Stereos have come a long way from radios. It used to be the car “radio” was something to ensure you could hear news and weather reports, sports broadcasts, and tinny sounds to avoid the monotony of wind passing the windows.
I’ve witnessed the progression of auto sound since my childhood. Of course, I haven’t seen it all. I joined in the 70’s with push button radio seeking, 8 tracks stored in the glovebox and went forward from there.
I’ve always loved music, especially in cars. Cars and music pair together like pumpkin pie and whipped cream.
Somewhere around the 80’s, I became aware that fashionable cars could sometimes be paired with chic sound systems. As a kid, I was fascinated not just by Porsches, but the exotic sounding Blaupunkt stereo.
I always wondered if we were even pronouncing it correctly.

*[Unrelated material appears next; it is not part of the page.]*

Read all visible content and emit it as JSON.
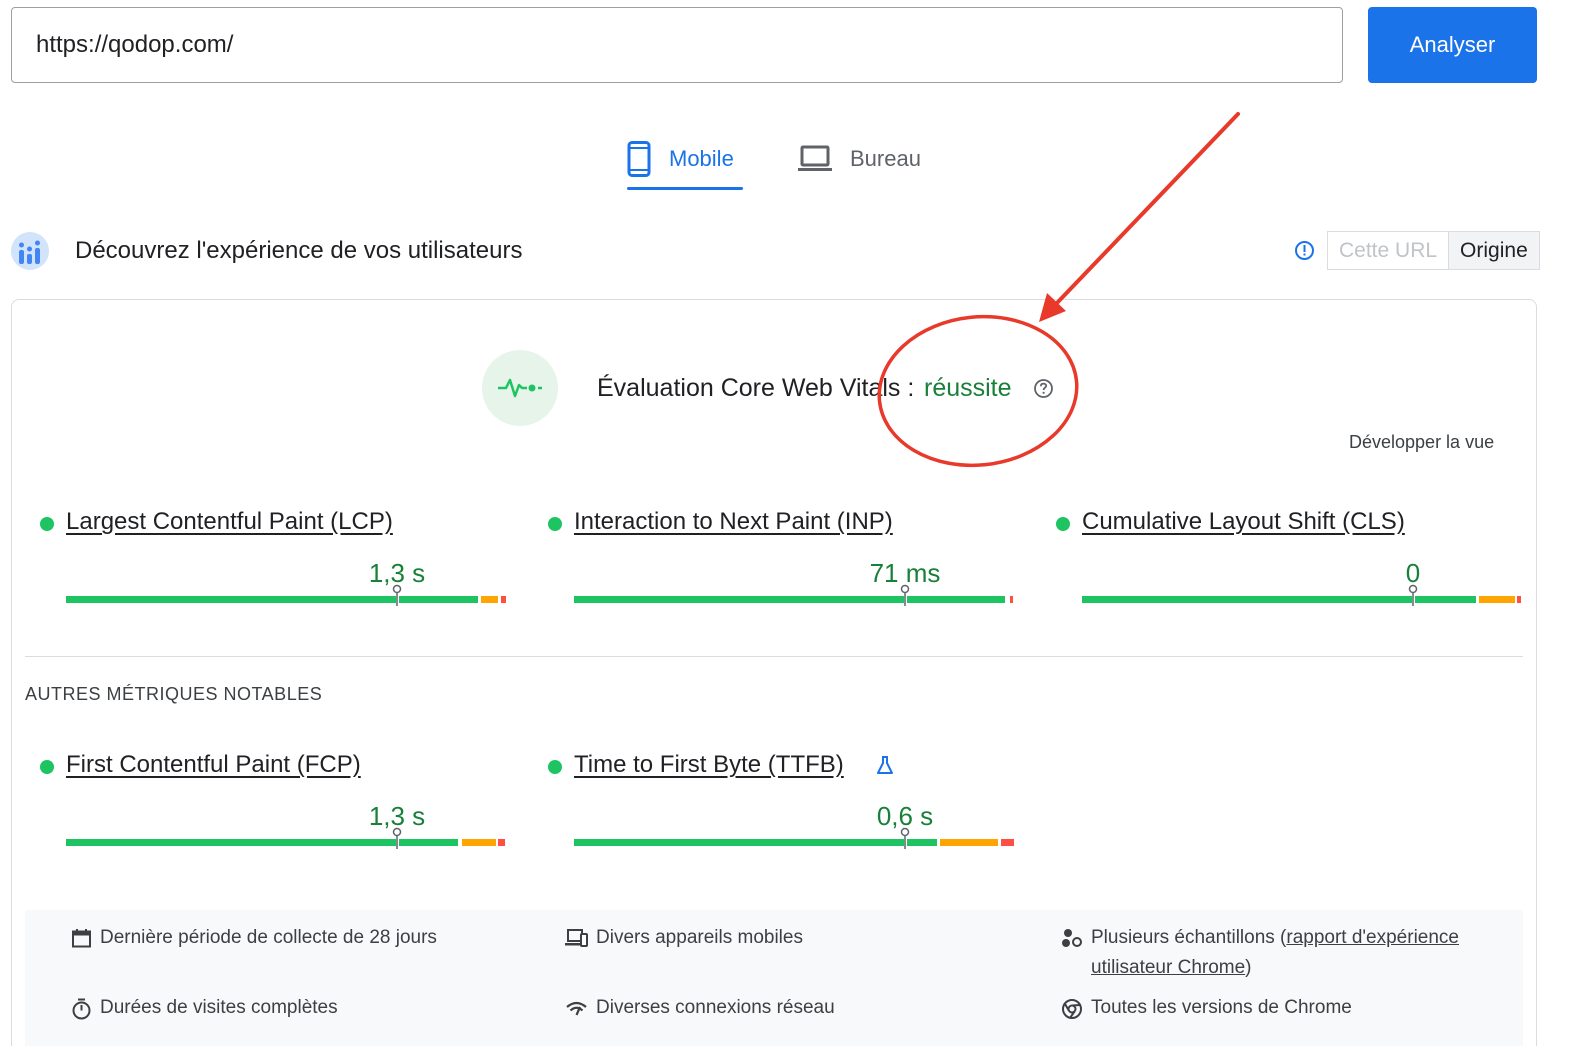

If you had an Alpine stereo in the ‘80’s, you were a cut above the pack. That classic light green and white colors were easy to identify from a distance and mark a true audiophile and enhance most any cars, not just Lamborghinis.
By the time I was in high school, it wasn’t uncommon to see mall rats slinging their pull-out Alpine decks by the handle as they catcalled poofy-banged girls. (For those who don’t get this, the rationale was to protect it from theft, and not come out to the parking lot and find the recognizable-at-a-distance glitter of shattered glass on the asphalt by the car). Of course, it was one of the first #humblebrags before we had a name for it. The detachable faceplate was soon to follow, but just didn’t seem to carry the same swagger as swinging your expensive stereo around.
Today, auto manufacturers have their established relationships and there are over a dozen pairings out there. In our family vehicle stable, we have several different factory sounds: Fender, Harmon Kardon, and JBL to name a few. They all sound pretty good, and though I still think aftermarket speakers and head units bring a superior sound quality, I haven’t done any recent replacements of the stock system.
So my first question is, does the sheer number of names and pairings dilute the special experience, or is it just the next phase of audio & auto enjoyment?
My second question: what premium audio brand gets your ear drum tingling these days? There’s so many to choose from now. From Bang and Olufsen to Bowers and Wilkins, Boston Acoutics to Burmester, McIntosh to Monsoon, what name gets you as excited as the car it’s in?